Kadıköy'de yine hüzün var
Ezeli rakibin üç gün önce derbi kaybetmiş, sen deplasmanda farklı kazanmışsın. Ligde 28 maç sonra yenilmiş Galatasaray'da normal olarak moraller zirve değildi maç öncesinde. Fenerbahçe Kadıköy'de bu defa avantajlı taraf olarak gözüküyordu.
Maç başladığında işin kâğıt üzeri tarafının gerçeğe dönüşemediği ortaya çıktı. Pres yapan, temaslı oyunda kaybettiği topları hemen geri alan Galatasaray, orta alanda üstünlüğü kurmuştu. Sara, Torreira ve Lemina üçlüsü oyunu çok iyi koordine ediyorlardı.
Fred etkisini gösteremiyor, Oğuz çok top eziyordu.

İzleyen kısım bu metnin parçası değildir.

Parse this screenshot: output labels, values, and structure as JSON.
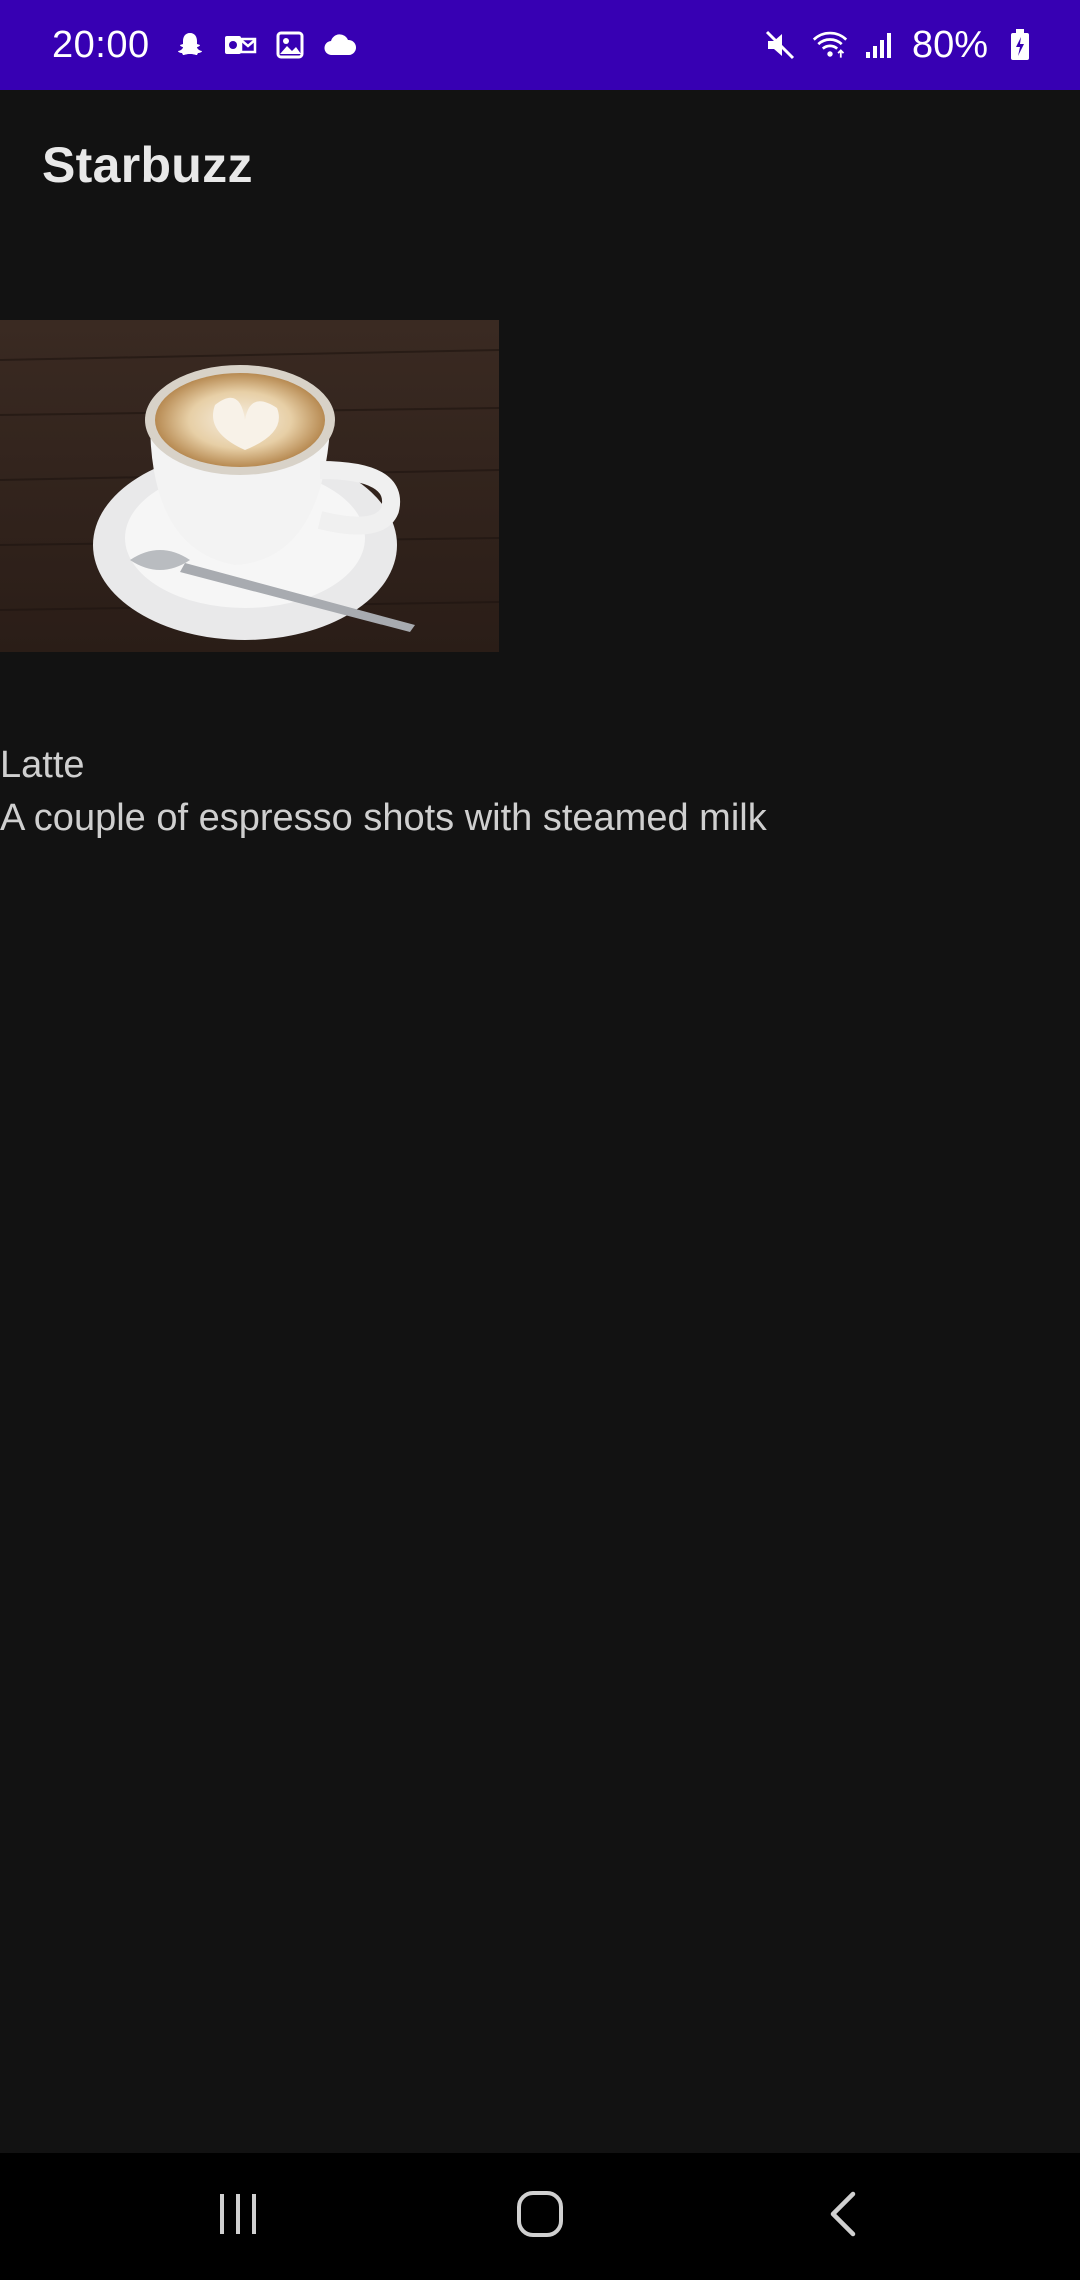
{
  "status_bar": {
    "time": "20:00",
    "battery": "80%",
    "left_icons": [
      "snapchat-icon",
      "outlook-icon",
      "gallery-icon",
      "cloud-icon"
    ],
    "right_icons": [
      "mute-icon",
      "wifi-icon",
      "signal-icon",
      "battery-icon"
    ],
    "background": "#3700b3"
  },
  "app_bar": {
    "title": "Starbuzz"
  },
  "drink": {
    "name": "Latte",
    "description": "A couple of espresso shots with steamed milk",
    "image": "latte-photo"
  },
  "nav_bar": {
    "buttons": [
      "recent-apps",
      "home",
      "back"
    ]
  },
  "colors": {
    "background": "#121212",
    "text": "#cfcfcf",
    "title": "#e8e8e8"
  }
}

Amrabat işin savunma tarafında vardı ama hücum da üretimi sıfırdı. Talisca uzun süre kayboldu. En Nesyri istediği pasları alamayınca tehlikeli olamıyor.
Sahneye Osimhen çıkınca Fenerbahçe'nin yapacak bir şeyi kalmamıştı. Biri penaltıdan, attığı 2 golle takımını rahatlatan Osimhen, klasını bir defa daha gösterdi. Oyunda hiç etkili olamayan Fenerbahçe'ye devre biterken Szymanski'nin kazandırdığı gol tam bir piyangoydu adeta. İkinci yarı başlarken hiç oyuncu değişikliği yapmadı Jose Mourinho. Oysa takımı ilk yarı kötü ve etkisizdi.
Mesela Çağlar, Barış karşısında epey zor durumlara düşmüştü. Kostic, bu maç istenilen performansı gösteremiyordu. Böyle sıkışan ve iyi olmadığınız maçlarda anahtar oyuncular her zaman iş yapar. Oyun Tadic'i çağırıyordu son 20 dakikaya girilirken ama çok geç alındı.